OK, some Lomo/Holga is beautiful..but nothing that can't be created in "photoshop".
I'm not sure about this but my feeling is that it's "fake" to use software to apply a certain look or effect versus something that comes out of the camera as is.
Every image is "post-processed". Different Labs produce different prints from film. Different papers..etc. Always was, always will be. There's literally no such thing as "out of the camera as is" apart from the negative or RAW file, both of which are a starting point for how the image MAY possibly end up.
RAW files are naturally poor images, they need to be in order to capture as much information as possible. I'd say the same about film negatives. There's work to be done to extract the best from them.
Transparencies are the only true "Out of camera as is" but, unless you go to a slideshow..it's impossible to see the results. Printing from them means you lose the "as is".
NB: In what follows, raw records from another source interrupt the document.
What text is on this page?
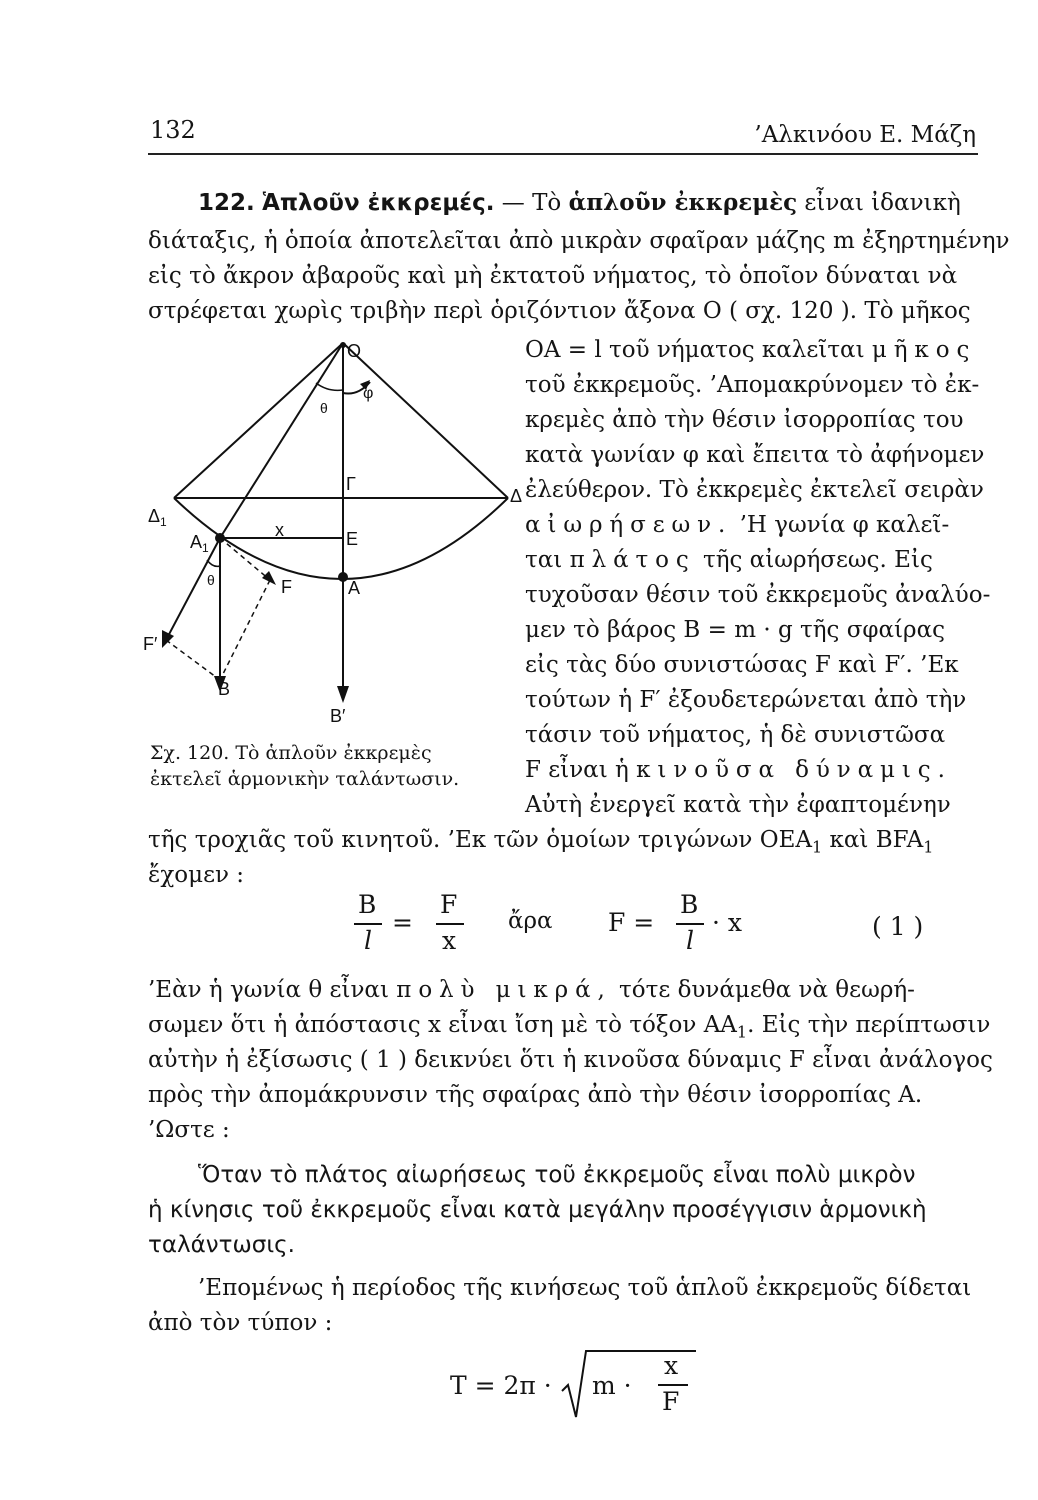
132	’Αλκινόου Ε. Μάζη
122. Ἁπλοῦν ἐκκρεμές. — Τὸ ἁπλοῦν ἐκκρεμὲς εἶναι ἰδανικὴ
διάταξις, ἡ ὁποία ἀποτελεῖται ἀπὸ μικρὰν σφαῖραν μάζης m ἐξηρτημένην
εἰς τὸ ἄκρον ἀβαροῦς καὶ μὴ ἐκτατοῦ νήματος, τὸ ὁποῖον δύναται νὰ
στρέφεται χωρὶς τριβὴν περὶ ὁριζόντιον ἄξονα O ( σχ. 120 ). Τὸ μῆκος
O
φ
θ
Γ
E
A
Δ
$\Delta_1$
$A_1$
x
θ	F
F′
B
B′
OA = l τοῦ νήματος καλεῖται μῆκος
τοῦ ἐκκρεμοῦς. ’Απομακρύνομεν τὸ ἐκ-
κρεμὲς ἀπὸ τὴν θέσιν ἰσορροπίας του
κατὰ γωνίαν φ καὶ ἔπειτα τὸ ἀφήνομεν
ἐλεύθερον. Τὸ ἐκκρεμὲς ἐκτελεῖ σειρὰν
αἰωρήσεων. ’Η γωνία φ καλεῖ-
ται πλάτος τῆς αἰωρήσεως. Εἰς
τυχοῦσαν θέσιν τοῦ ἐκκρεμοῦς ἀναλύο-
μεν τὸ βάρος B = m · g τῆς σφαίρας
εἰς τὰς δύο συνιστώσας F καὶ F′. ’Εκ
τούτων ἡ F′ ἐξουδετερώνεται ἀπὸ τὴν
τάσιν τοῦ νήματος, ἡ δὲ συνιστῶσα
F εἶναι ἡ κινοῦσα δύναμις.
Αὐτὴ ἐνεργεῖ κατὰ τὴν ἐφαπτομένην
Σχ. 120. Τὸ ἁπλοῦν ἐκκρεμὲς
ἐκτελεῖ ἁρμονικὴν ταλάντωσιν.
τῆς τροχιᾶς τοῦ κινητοῦ. ’Εκ τῶν ὁμοίων τριγώνων $OEA_1$ καὶ $BFA_1$
ἔχομεν :
B
l
=
F
x
ἄρα F =
B
l
· x	( 1 )
’Εὰν ἡ γωνία θ εἶναι πολὺ μικρά, τότε δυνάμεθα νὰ θεωρή-
σωμεν ὅτι ἡ ἀπόστασις x εἶναι ἴση μὲ τὸ τόξον $AA_1$. Εἰς τὴν περίπτωσιν
αὐτὴν ἡ ἐξίσωσις ( 1 ) δεικνύει ὅτι ἡ κινοῦσα δύναμις F εἶναι ἀνάλογος
πρὸς τὴν ἀπομάκρυνσιν τῆς σφαίρας ἀπὸ τὴν θέσιν ἰσορροπίας A.
’Ωστε :
Ὅταν τὸ πλάτος αἰωρήσεως τοῦ ἐκκρεμοῦς εἶναι πολὺ μικρὸν
ἡ κίνησις τοῦ ἐκκρεμοῦς εἶναι κατὰ μεγάλην προσέγγισιν ἁρμονικὴ
ταλάντωσις.
’Επομένως ἡ περίοδος τῆς κινήσεως τοῦ ἁπλοῦ ἐκκρεμοῦς δίδεται
ἀπὸ τὸν τύπον :
T = 2π · m ·
x
F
JPGs are heavily processed, it's just that you have little artistic control over what that process is. Paper prints look how the LAB judge they should look,
I'd say that, once you have a nice composition, the art is actually in the post-processing.
No camera can ever hope to reproduce what the human eye (actually the human brain thought it..) saw. Post-processing allows you to create something that looks like how it felt at the time, and this may be far from "as is".
Black and White is perhaps the clearest example of an image not even remotely representing reality, and yet, when done correctly, it's high art, and seems to depict reality in a way that colour just distracts from.
Just opinions but "out of camera as is" is too simplistic a way to look at it.